Editeurs, auteurs, distributeurs, libraires… Pour une fois, tous les acteurs du monde du livre sont unanimes : la situation est alarmante. Alors que nous vivons cloîtrés chez nous depuis plus de six semaines, l’avenir du livre est fortement compromis. Avec la fermeture des librairies, c’est tout un secteur d’activité qui est touché et les conséquences de cette crise inédite risquent de se faire sentir pendant plusieurs mois, voire plusieurs années…

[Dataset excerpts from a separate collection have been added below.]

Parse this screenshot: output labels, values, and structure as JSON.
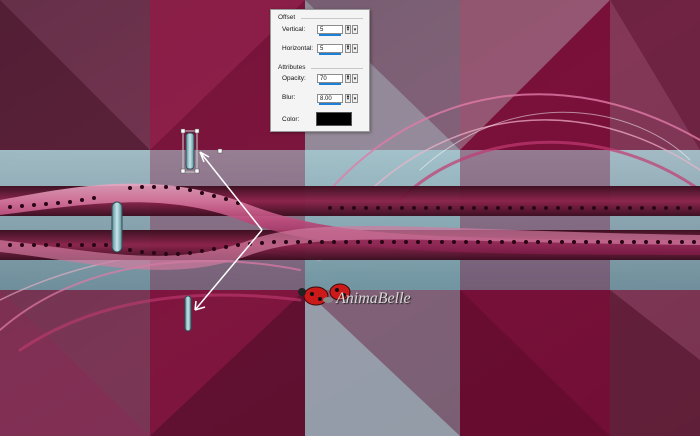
{
  "dialog": {
    "offset_title": "Offset",
    "vertical_label": "Vertical:",
    "vertical_value": "5",
    "horizontal_label": "Horizontal:",
    "horizontal_value": "5",
    "attributes_title": "Attributes",
    "opacity_label": "Opacity:",
    "opacity_value": "70",
    "blur_label": "Blur:",
    "blur_value": "8.00",
    "color_label": "Color:",
    "shadow_color": "#000000"
  },
  "watermark": "AnimaBelle",
  "colors": {
    "wine": "#7a0f3a",
    "dark_wine": "#4d0c26",
    "teal": "#8fc3cc",
    "pink": "#d8508a"
  }
}
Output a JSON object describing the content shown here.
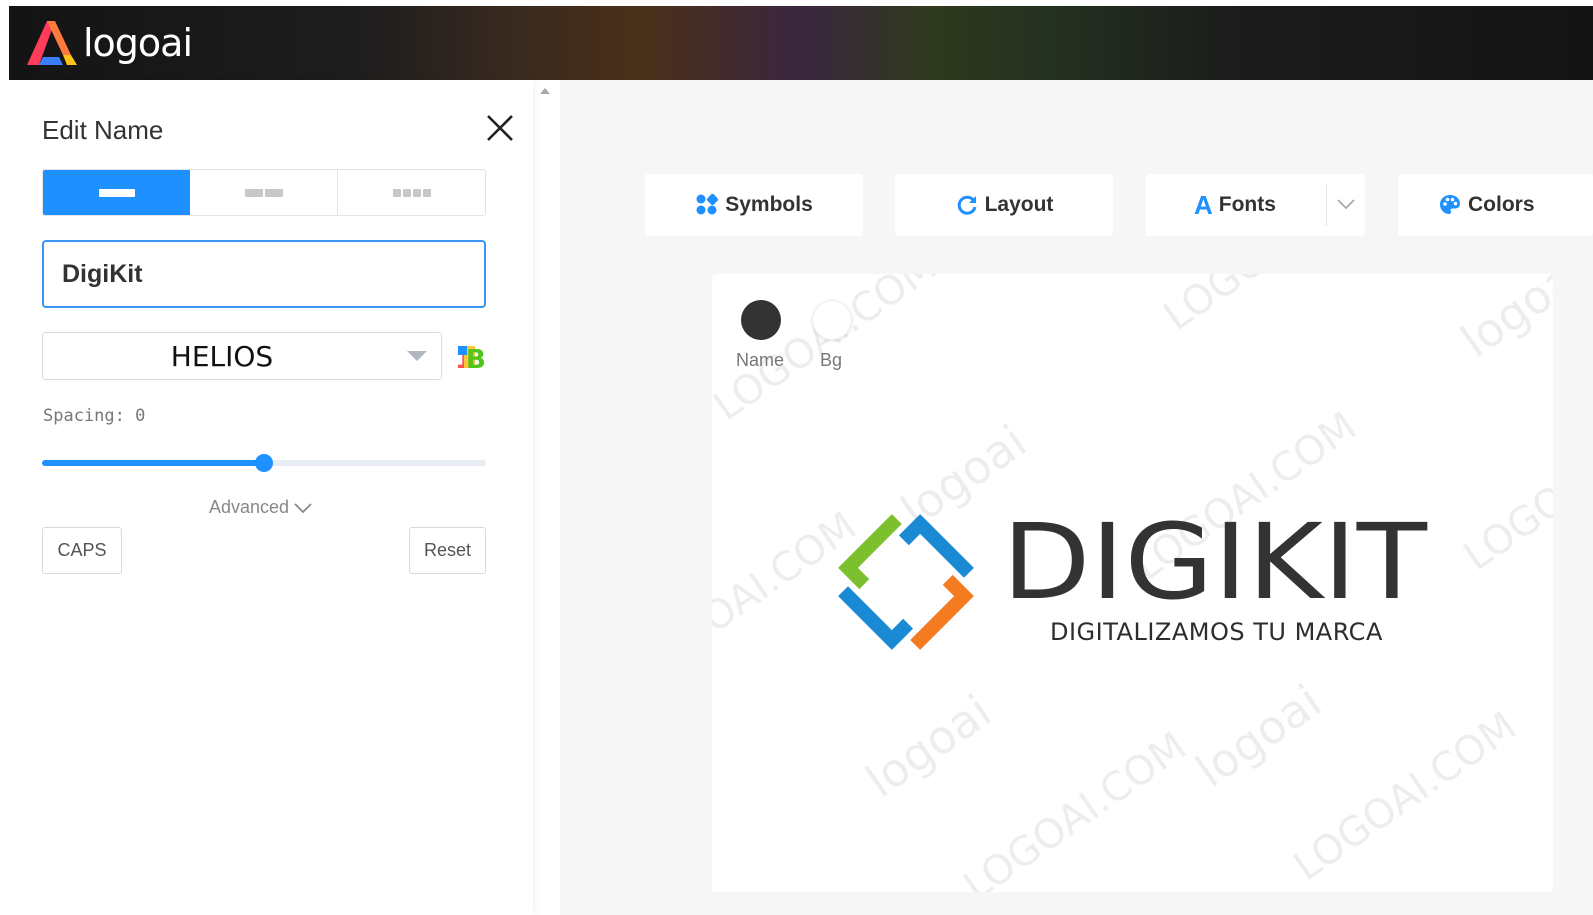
{
  "app": {
    "brand": "logoai"
  },
  "panel": {
    "title": "Edit Name",
    "name_value": "DigiKit",
    "font_name": "HELIOS",
    "spacing_label": "Spacing: 0",
    "spacing_value": 0,
    "slider_fraction": 0.5,
    "advanced_label": "Advanced",
    "caps_label": "CAPS",
    "reset_label": "Reset",
    "active_layout_tab": 0
  },
  "toolbar": {
    "symbols": "Symbols",
    "layout": "Layout",
    "fonts": "Fonts",
    "colors": "Colors"
  },
  "canvas": {
    "swatch_name_label": "Name",
    "swatch_bg_label": "Bg",
    "name_color": "#333333",
    "bg_color": "#ffffff",
    "logo_text": "DIGIKIT",
    "tagline": "DIGITALIZAMOS TU MARCA",
    "symbol_colors": {
      "green": "#7cbf2f",
      "blue": "#1a8ad4",
      "orange": "#f47b20"
    },
    "watermarks": [
      "LOGOAI.COM",
      "logoai",
      "LOGOAI.COM",
      "logoai",
      "LOGOAI.COM",
      "logoai",
      "LOGOAI.COM",
      "logoai"
    ]
  },
  "colors": {
    "accent": "#1e90ff",
    "text": "#333333"
  }
}
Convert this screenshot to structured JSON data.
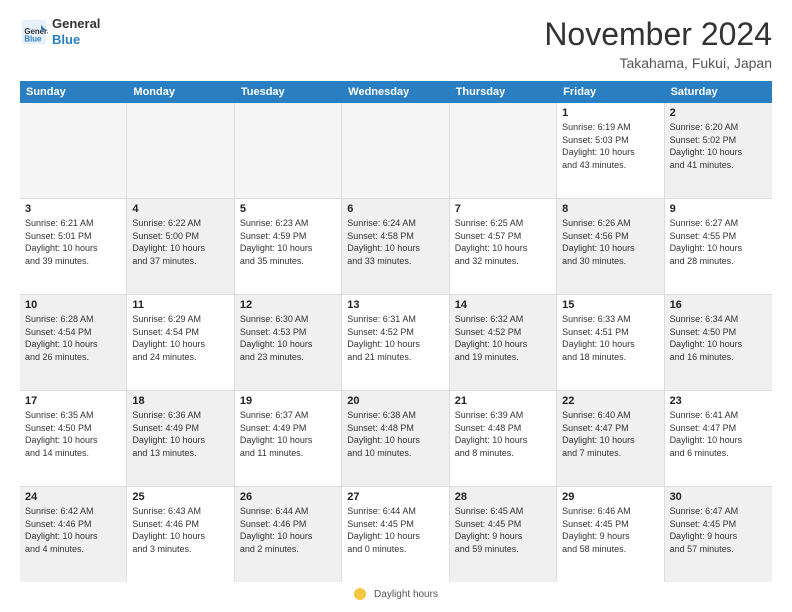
{
  "header": {
    "logo_line1": "General",
    "logo_line2": "Blue",
    "month_title": "November 2024",
    "location": "Takahama, Fukui, Japan"
  },
  "days_of_week": [
    "Sunday",
    "Monday",
    "Tuesday",
    "Wednesday",
    "Thursday",
    "Friday",
    "Saturday"
  ],
  "legend_label": "Daylight hours",
  "rows": [
    [
      {
        "day": "",
        "info": "",
        "empty": true
      },
      {
        "day": "",
        "info": "",
        "empty": true
      },
      {
        "day": "",
        "info": "",
        "empty": true
      },
      {
        "day": "",
        "info": "",
        "empty": true
      },
      {
        "day": "",
        "info": "",
        "empty": true
      },
      {
        "day": "1",
        "info": "Sunrise: 6:19 AM\nSunset: 5:03 PM\nDaylight: 10 hours\nand 43 minutes.",
        "empty": false
      },
      {
        "day": "2",
        "info": "Sunrise: 6:20 AM\nSunset: 5:02 PM\nDaylight: 10 hours\nand 41 minutes.",
        "empty": false,
        "shaded": true
      }
    ],
    [
      {
        "day": "3",
        "info": "Sunrise: 6:21 AM\nSunset: 5:01 PM\nDaylight: 10 hours\nand 39 minutes.",
        "empty": false
      },
      {
        "day": "4",
        "info": "Sunrise: 6:22 AM\nSunset: 5:00 PM\nDaylight: 10 hours\nand 37 minutes.",
        "empty": false,
        "shaded": true
      },
      {
        "day": "5",
        "info": "Sunrise: 6:23 AM\nSunset: 4:59 PM\nDaylight: 10 hours\nand 35 minutes.",
        "empty": false
      },
      {
        "day": "6",
        "info": "Sunrise: 6:24 AM\nSunset: 4:58 PM\nDaylight: 10 hours\nand 33 minutes.",
        "empty": false,
        "shaded": true
      },
      {
        "day": "7",
        "info": "Sunrise: 6:25 AM\nSunset: 4:57 PM\nDaylight: 10 hours\nand 32 minutes.",
        "empty": false
      },
      {
        "day": "8",
        "info": "Sunrise: 6:26 AM\nSunset: 4:56 PM\nDaylight: 10 hours\nand 30 minutes.",
        "empty": false,
        "shaded": true
      },
      {
        "day": "9",
        "info": "Sunrise: 6:27 AM\nSunset: 4:55 PM\nDaylight: 10 hours\nand 28 minutes.",
        "empty": false
      }
    ],
    [
      {
        "day": "10",
        "info": "Sunrise: 6:28 AM\nSunset: 4:54 PM\nDaylight: 10 hours\nand 26 minutes.",
        "empty": false,
        "shaded": true
      },
      {
        "day": "11",
        "info": "Sunrise: 6:29 AM\nSunset: 4:54 PM\nDaylight: 10 hours\nand 24 minutes.",
        "empty": false
      },
      {
        "day": "12",
        "info": "Sunrise: 6:30 AM\nSunset: 4:53 PM\nDaylight: 10 hours\nand 23 minutes.",
        "empty": false,
        "shaded": true
      },
      {
        "day": "13",
        "info": "Sunrise: 6:31 AM\nSunset: 4:52 PM\nDaylight: 10 hours\nand 21 minutes.",
        "empty": false
      },
      {
        "day": "14",
        "info": "Sunrise: 6:32 AM\nSunset: 4:52 PM\nDaylight: 10 hours\nand 19 minutes.",
        "empty": false,
        "shaded": true
      },
      {
        "day": "15",
        "info": "Sunrise: 6:33 AM\nSunset: 4:51 PM\nDaylight: 10 hours\nand 18 minutes.",
        "empty": false
      },
      {
        "day": "16",
        "info": "Sunrise: 6:34 AM\nSunset: 4:50 PM\nDaylight: 10 hours\nand 16 minutes.",
        "empty": false,
        "shaded": true
      }
    ],
    [
      {
        "day": "17",
        "info": "Sunrise: 6:35 AM\nSunset: 4:50 PM\nDaylight: 10 hours\nand 14 minutes.",
        "empty": false
      },
      {
        "day": "18",
        "info": "Sunrise: 6:36 AM\nSunset: 4:49 PM\nDaylight: 10 hours\nand 13 minutes.",
        "empty": false,
        "shaded": true
      },
      {
        "day": "19",
        "info": "Sunrise: 6:37 AM\nSunset: 4:49 PM\nDaylight: 10 hours\nand 11 minutes.",
        "empty": false
      },
      {
        "day": "20",
        "info": "Sunrise: 6:38 AM\nSunset: 4:48 PM\nDaylight: 10 hours\nand 10 minutes.",
        "empty": false,
        "shaded": true
      },
      {
        "day": "21",
        "info": "Sunrise: 6:39 AM\nSunset: 4:48 PM\nDaylight: 10 hours\nand 8 minutes.",
        "empty": false
      },
      {
        "day": "22",
        "info": "Sunrise: 6:40 AM\nSunset: 4:47 PM\nDaylight: 10 hours\nand 7 minutes.",
        "empty": false,
        "shaded": true
      },
      {
        "day": "23",
        "info": "Sunrise: 6:41 AM\nSunset: 4:47 PM\nDaylight: 10 hours\nand 6 minutes.",
        "empty": false
      }
    ],
    [
      {
        "day": "24",
        "info": "Sunrise: 6:42 AM\nSunset: 4:46 PM\nDaylight: 10 hours\nand 4 minutes.",
        "empty": false,
        "shaded": true
      },
      {
        "day": "25",
        "info": "Sunrise: 6:43 AM\nSunset: 4:46 PM\nDaylight: 10 hours\nand 3 minutes.",
        "empty": false
      },
      {
        "day": "26",
        "info": "Sunrise: 6:44 AM\nSunset: 4:46 PM\nDaylight: 10 hours\nand 2 minutes.",
        "empty": false,
        "shaded": true
      },
      {
        "day": "27",
        "info": "Sunrise: 6:44 AM\nSunset: 4:45 PM\nDaylight: 10 hours\nand 0 minutes.",
        "empty": false
      },
      {
        "day": "28",
        "info": "Sunrise: 6:45 AM\nSunset: 4:45 PM\nDaylight: 9 hours\nand 59 minutes.",
        "empty": false,
        "shaded": true
      },
      {
        "day": "29",
        "info": "Sunrise: 6:46 AM\nSunset: 4:45 PM\nDaylight: 9 hours\nand 58 minutes.",
        "empty": false
      },
      {
        "day": "30",
        "info": "Sunrise: 6:47 AM\nSunset: 4:45 PM\nDaylight: 9 hours\nand 57 minutes.",
        "empty": false,
        "shaded": true
      }
    ]
  ]
}
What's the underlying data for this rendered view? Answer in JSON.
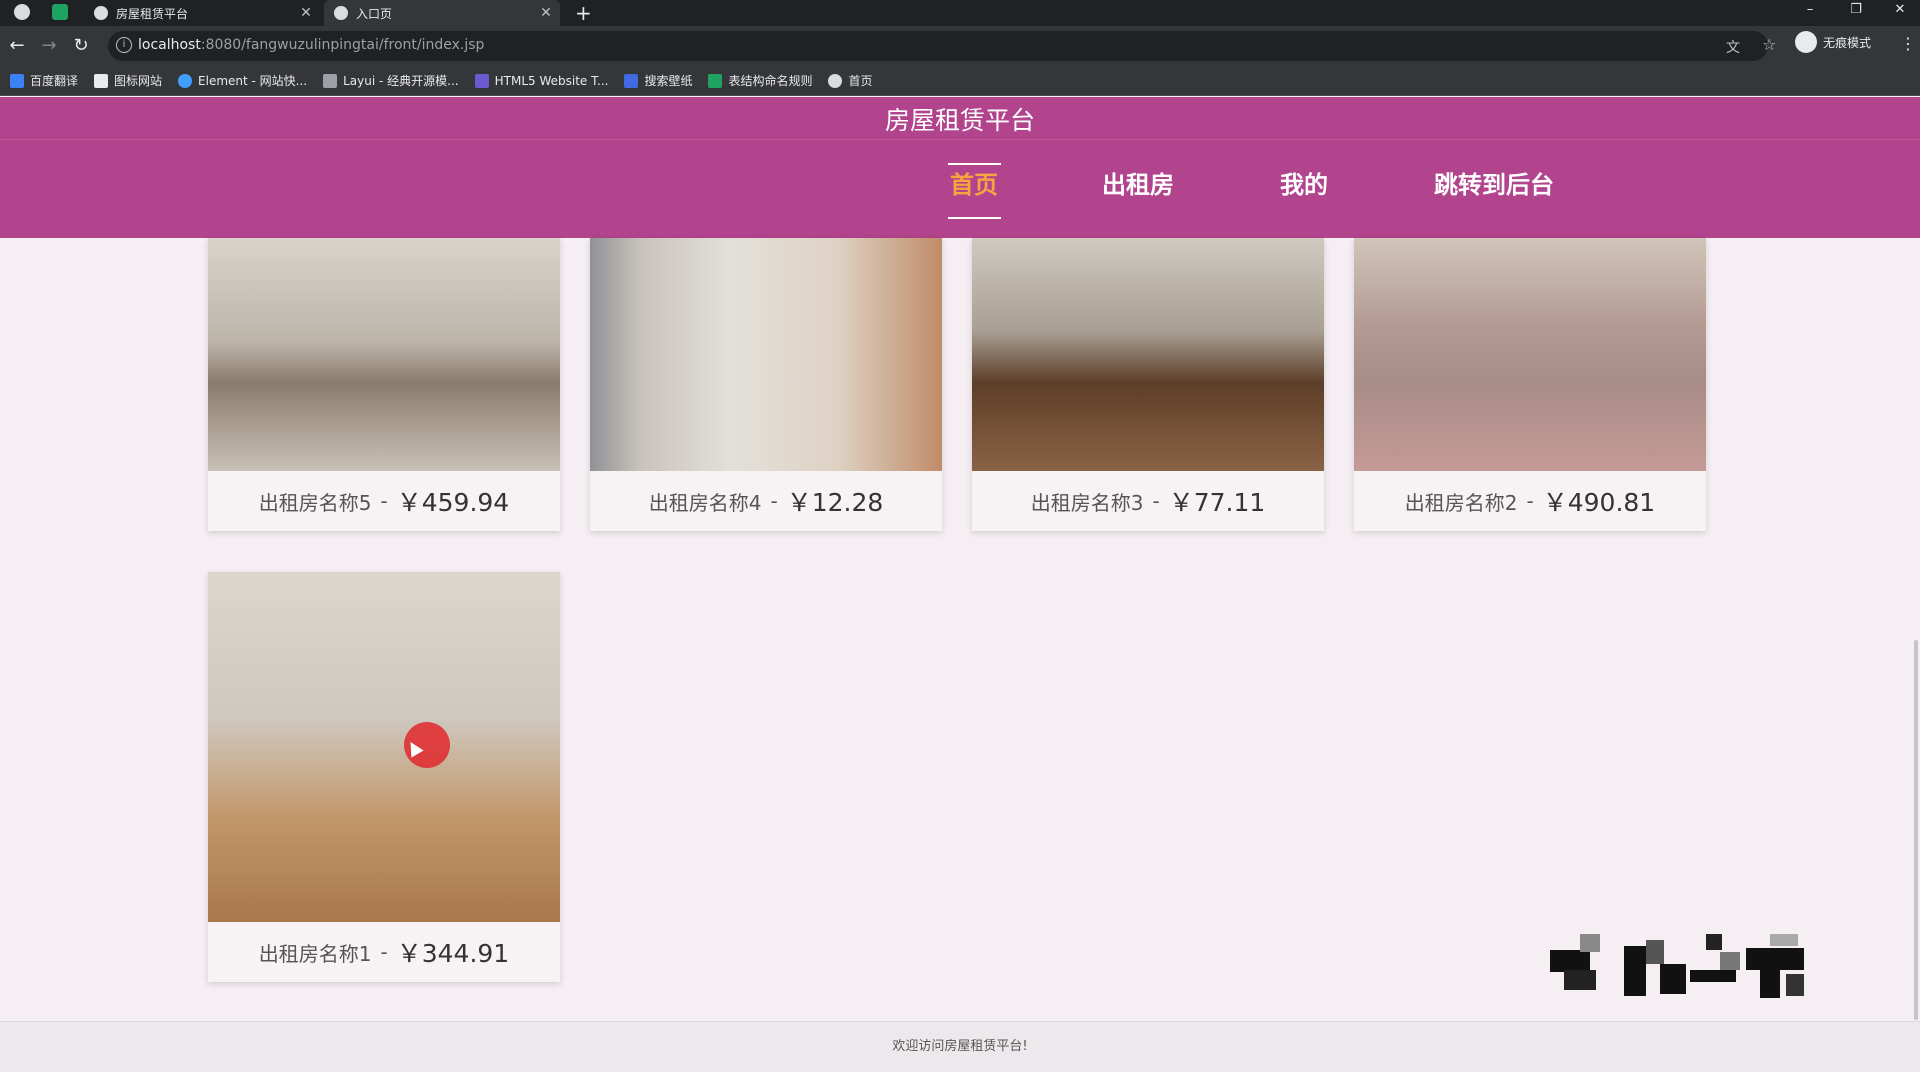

Tous les jours depuis le début du confinement, quand je promène mon chien, je remarque dans la rue une affiche pour le dernier livre de Leïla Slimani. Un roman qui est sorti peu avant le début du confinement : voilà donc près de deux mois que cette affiche ne sert plus à rien et la maison d’édition de Leïla Slimani va devoir mettre les bouchées doubles pour tenter de limiter la casse. Car la durée de vie d’un livre est souvent très courte : si un ouvrage ne trouve pas son public dans les quelques semaines qui suivent sa sortie, il passe à la trappe pour laisser la place aux autres. Alors bien entendu, je ne me fais pas de souci pour Leïla Slimani (avec un Goncourt en poche, on peut se douter que sa carrière n’est pas vraiment en danger), mais cette affiche me rappelle chaque jour le sort de tous ces écrivains qui galèrent et des petites maisons d’édition dont l’existence-même est menacée par cette situation à peine croyable que nous vivons…

Naïvement, je pensais, au début du confinement, que le livre sortirait grand gagnant de cette situation : des millions de gens enfermés qu’il faudrait occuper, quelle belle opportunité ! C’était avant d’apprendre la fermeture des librairies… Depuis, impossible d’acheter le moindre bouquin (il reste bien sûr les livres électroniques, mais cela représente une part minime de ce marché), alors forcément, c’est un désastre.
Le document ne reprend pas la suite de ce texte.